C'est peut-être ça le plus déroutant. Qu'avec assez de
conviction—ou d'illusion, les plus gros mensonges qu'on se raconte
à soi-même finissent par être la vérité de notre être et
s'imposer aux autres comme seule vérité.
Ce qui me fait dire que depuis
l'avènement d'internet on est tous devenus existentialistes. On
manque juste un peu de culture et de liberté d'esprit pour l'être
tout-à-fait : c'est-à-dire pour se l'avouer.
Parce que, pour
faire simple, la grande idée de l'existentialisme, c'est qu'on est
d'abord et avant tout un projet, donc un désir, une volonté, un pur
potentiel à partir duquel on va se réinventer soi-même et son
passé. à partir duquel on va construire le monde autour de nous. A partir duquel on va réécrire toute l'histoire de notre vie. Il
suffit de regarder Yann Moix en ce moment. Il a eu le projet d'être
écrivain. Je ne doute pas que Gide ait été important pour lui,
mais il ne l'a été qu'en tant qu'il a formé à un moment ce projet
d'être écrivain. À partir de là s'élabore un récit comme quoi
Gide l'a sauvé, puis son éditeur et que sans eux, il ne serait rien.
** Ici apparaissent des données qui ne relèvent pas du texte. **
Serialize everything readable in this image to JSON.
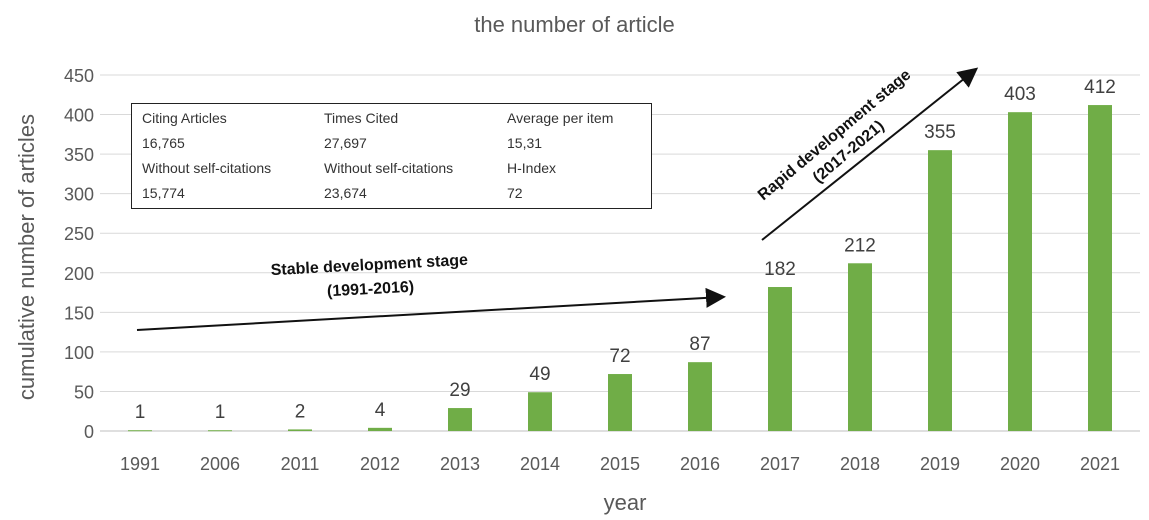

Ça
fait classe dans une lettre de motivation cette story. « Je
veux être écrivain parce que la littérature m'a sauvé ». Il
oublie totalement dans cette histoire que ce qui lui a permis de
supporter les coups de son père, c'est surtout les coups qu'il
rendait à son petit frère, mais ça, ça fait tout de suite moins
classe. « Je veux être écrivain parce que j'ai fait passer de
sales quart-d'heure à mon petit frère et que maintenant, je veux
faire subir ça à tous les couillons qui suivent les rentrées
littéraires ». Là ça marche pas pareil. On comprend du coup que Moix ait été obligé de
mentir : pour être écrivain il s'est construit un rôle sur la
base des éléments de sa vie qui étaient congruents, mais il lui a
fallut pour l'asseoir publiquement effacer tout ce qui s'en
écartait trop : son frère et son antisémitisme (passé ou
présent qu'importe). Mais ce qui vaut pour Moix vaut pour tous :
on s'invente au quotidien en fonction de l'histoire qu'on se raconte
et pour ce faire on balaie sous le tapis un grand nombre de moments
passés qui ne cadrent pas. Ce que les réseaux sociaux ont du reste
aussi capté. Ils ne nous invitent plus à penser notre présence
numérique seulement en termes de position sociale (le statut) ou de
collection de souvenirs (le mur, sur lequel on punaise nos photos
souvenir) mais en termes de narration : nous devenons une
histoire qu'on partage avec les autres, une story, c'est-à-dire un temps fort qu'on choisit comme déterminant dans la personnalité qu'on construit au quotidien sur les réseaux.
Tout ça pour dire qu'il n'y a rien
d'inconcevable dans le fait de se faire spoiler sa propre vie,
puisque c'est entériné, celle-ci n'est plus guère que la série
des histoires qu'on construit à partir d'elle. Or, une histoire peut sans difficulté être spoilée.